Crane accident kills 2


Crane accident kills 2

MIAMI — A section of construction crane plummeted 30 floors at the site of a high-rise condominium Tuesday, killing two workers and smashing into a home that the contractor used for storage, police said. Five other workers were injured, one critically, at the site of the 40-plus-story luxury condo tower on Biscayne Bay just days after a similar accident in New York killed seven people. The part that fell was a 20-foot section workers had been raising to extend the equipment’s reach, Miami fire spokesman Ignatius Carroll said. The crane’s main vertical section was intact. The section smashed through the Spanish-tiled roof of the two-story home, which police spokesman Delrish Moss said had been used in the 1998 comedy film “There’s Something About Mary.”

D.B. Cooper’s parachute?

SEATTLE — The FBI says it’s analyzing a torn, tangled parachute found by children in Washington state to see whether it was used by plane hijacker D.B. Cooper. Officials said Tuesday that children playing outside their home near Amboy, in southwest Washington, found the chute sticking up from the ground this month. FBI agent Larry Carr says they pulled on the fabric as much as they could, then cut the ropes. They had seen recent media coverage of the Cooper case and urged their father to call the FBI. Cooper hijacked a plane from Portland, Ore., to Seattle in 1971, got $200,000 and asked to be flown to Mexico. He parachuted from the plane somewhere near the Oregon border, and officials doubt he could have survived.

Farmers strike over taxes

BUENOS AIRES, Argentina — President Cristina Fernandez refused to ease tax increases on agricultural exports Tuesday, facing down angry farmers embroiled in a nationwide strike that has all but halted production in one of the world’s biggest beef-exporting nations. At least 9,000 cattle normally enter this capital’s sprawling stockyard each day for slaughter, yet not a single animal arrived this week due to the farm and ranch strike, the largest in decades. South America’s second-largest economy — a leading exporter of soybeans, beef and wheat — is in full farmbelt rebellion over a new sliding-scale increase in export taxes. Soybean taxes are being raised from 35 percent to 45 percent, with smaller increases on corn and other farm products.

Easter Island theft

SANTIAGO, Chile — A Finnish tourist was detained after being accused of stealing a piece of volcanic rock from one of the massive Moai statues on Easter Island. Marko Kulju, 26, faces seven years in prison and a fine of $19,100 if convicted of stealing pieces of the right earlobe from a Moai, one of numerous statues carved out of volcanic rock between 400 and 1,000 years ago to represent deceased ancestors. A native Rapanui woman told authorities she witnessed the theft Sunday at Anakena beach and saw Kulju fleeing from the scene with a piece of the statue in his hand. Police later identified him by the tattoos the woman saw on his body.

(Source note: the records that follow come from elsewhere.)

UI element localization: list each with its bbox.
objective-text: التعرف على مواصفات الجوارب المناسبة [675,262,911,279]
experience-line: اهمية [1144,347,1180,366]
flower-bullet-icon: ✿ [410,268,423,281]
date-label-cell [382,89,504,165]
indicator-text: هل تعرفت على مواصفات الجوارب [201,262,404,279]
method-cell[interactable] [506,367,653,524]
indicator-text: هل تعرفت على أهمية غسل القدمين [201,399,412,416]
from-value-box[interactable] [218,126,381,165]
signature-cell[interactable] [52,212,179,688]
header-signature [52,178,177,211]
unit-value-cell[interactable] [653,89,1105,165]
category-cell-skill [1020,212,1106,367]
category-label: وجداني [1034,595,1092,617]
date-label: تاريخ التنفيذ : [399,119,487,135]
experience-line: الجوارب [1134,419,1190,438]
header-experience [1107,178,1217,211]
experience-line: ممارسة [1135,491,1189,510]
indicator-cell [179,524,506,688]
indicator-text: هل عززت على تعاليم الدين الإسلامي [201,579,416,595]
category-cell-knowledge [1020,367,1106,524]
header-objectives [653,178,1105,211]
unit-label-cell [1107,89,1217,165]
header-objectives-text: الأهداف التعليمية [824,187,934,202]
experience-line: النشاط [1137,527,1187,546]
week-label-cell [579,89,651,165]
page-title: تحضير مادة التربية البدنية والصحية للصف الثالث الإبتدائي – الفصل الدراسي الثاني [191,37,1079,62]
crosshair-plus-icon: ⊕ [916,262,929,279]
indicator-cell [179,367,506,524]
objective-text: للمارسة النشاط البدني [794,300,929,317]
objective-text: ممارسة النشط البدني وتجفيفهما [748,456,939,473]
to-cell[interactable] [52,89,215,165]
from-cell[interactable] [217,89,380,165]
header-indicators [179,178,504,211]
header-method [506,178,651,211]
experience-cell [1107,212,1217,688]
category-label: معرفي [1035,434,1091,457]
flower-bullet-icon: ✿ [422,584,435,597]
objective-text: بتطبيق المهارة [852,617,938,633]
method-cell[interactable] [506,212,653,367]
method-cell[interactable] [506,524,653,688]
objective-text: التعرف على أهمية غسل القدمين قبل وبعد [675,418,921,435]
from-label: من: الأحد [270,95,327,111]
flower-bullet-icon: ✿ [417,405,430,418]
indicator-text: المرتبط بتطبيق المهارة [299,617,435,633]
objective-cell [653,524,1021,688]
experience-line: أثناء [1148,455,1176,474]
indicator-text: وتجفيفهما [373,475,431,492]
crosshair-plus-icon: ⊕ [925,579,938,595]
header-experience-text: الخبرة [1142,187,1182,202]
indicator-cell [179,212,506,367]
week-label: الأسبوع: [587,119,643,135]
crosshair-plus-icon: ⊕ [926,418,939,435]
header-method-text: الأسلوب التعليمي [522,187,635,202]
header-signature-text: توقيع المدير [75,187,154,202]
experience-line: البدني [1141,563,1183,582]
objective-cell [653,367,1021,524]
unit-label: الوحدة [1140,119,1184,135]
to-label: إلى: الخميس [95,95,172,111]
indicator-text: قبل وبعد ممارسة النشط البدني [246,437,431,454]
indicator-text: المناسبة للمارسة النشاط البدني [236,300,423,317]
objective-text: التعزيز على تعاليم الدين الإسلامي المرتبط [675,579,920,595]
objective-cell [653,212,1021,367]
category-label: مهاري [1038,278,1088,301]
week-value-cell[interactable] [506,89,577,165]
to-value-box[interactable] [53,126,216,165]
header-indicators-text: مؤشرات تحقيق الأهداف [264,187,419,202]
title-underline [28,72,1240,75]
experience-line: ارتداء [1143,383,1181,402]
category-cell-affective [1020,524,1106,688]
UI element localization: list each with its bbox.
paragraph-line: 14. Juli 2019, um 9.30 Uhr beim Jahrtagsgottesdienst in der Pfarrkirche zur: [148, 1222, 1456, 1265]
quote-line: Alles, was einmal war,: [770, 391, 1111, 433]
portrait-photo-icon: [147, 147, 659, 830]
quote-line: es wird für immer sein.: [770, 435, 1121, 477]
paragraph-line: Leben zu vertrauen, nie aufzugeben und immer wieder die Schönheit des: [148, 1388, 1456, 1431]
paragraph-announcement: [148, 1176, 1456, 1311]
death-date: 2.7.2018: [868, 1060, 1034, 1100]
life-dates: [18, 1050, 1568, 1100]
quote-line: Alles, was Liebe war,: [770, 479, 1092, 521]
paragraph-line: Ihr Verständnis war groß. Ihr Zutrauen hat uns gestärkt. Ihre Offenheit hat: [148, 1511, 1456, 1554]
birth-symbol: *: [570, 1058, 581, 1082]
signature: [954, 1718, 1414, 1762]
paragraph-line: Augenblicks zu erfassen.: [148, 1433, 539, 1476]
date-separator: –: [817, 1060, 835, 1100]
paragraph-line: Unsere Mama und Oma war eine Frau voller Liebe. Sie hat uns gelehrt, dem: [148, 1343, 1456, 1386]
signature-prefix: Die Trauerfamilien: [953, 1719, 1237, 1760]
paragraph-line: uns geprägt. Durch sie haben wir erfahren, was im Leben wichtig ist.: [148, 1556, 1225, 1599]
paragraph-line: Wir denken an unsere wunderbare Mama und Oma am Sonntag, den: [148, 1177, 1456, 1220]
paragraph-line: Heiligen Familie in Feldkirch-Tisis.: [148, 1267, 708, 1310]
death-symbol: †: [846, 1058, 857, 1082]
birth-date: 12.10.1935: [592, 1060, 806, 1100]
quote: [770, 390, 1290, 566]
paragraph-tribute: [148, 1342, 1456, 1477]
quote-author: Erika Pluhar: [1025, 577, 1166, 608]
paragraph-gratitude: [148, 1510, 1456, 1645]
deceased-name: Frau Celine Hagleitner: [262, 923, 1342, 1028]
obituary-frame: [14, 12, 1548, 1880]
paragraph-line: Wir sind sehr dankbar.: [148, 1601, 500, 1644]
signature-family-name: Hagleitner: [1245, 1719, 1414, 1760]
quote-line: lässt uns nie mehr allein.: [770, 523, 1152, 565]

Death-penalty repeal fails

LINCOLN, Neb. — Nebraska lawmakers rejected an attempt to repeal the death penalty Tuesday, a month after courts left the state with no way to execute its killers. Twenty senators in the unicameral, officially nonpartisan Legislature voted for the bill to change the maximum penalty to life in prison without possibility of parole. It would have taken 25 votes to advance the debate. The state Supreme Court ruled in February that the electric chair, the state’s sole means of putting inmates to death, amounts to cruel and unusual punishment. The most likely alternative — lethal injection — is under federal review in a Kentucky case that questions whether the drugs commonly used risk causing excruciating pain, in violation of the U.S. Constitution. The U.S. Supreme Court is expected to rule by June. Nebraska Gov. Dave Heineman, a Republican who had been expected to veto the bill if it passed, applauded the vote and said the focus now should be on deciding a legal method of execution for the state.

Shave, haircut — no beer

GRAND RAPIDS, Mich. — The owner of Jude’s Barbershops will continue offering haircuts and shaves to his customers, but no more free beer. The Michigan attorney general’s office says Thomas Martin’s 11 shops in the Grand Rapids area may not hand out a brew with each cut because he needs a liquor license. Martin says he was just continuing an old-fashioned complimentary service for his customers that started years ago. Police had told him that handing out free beer violated local and state laws.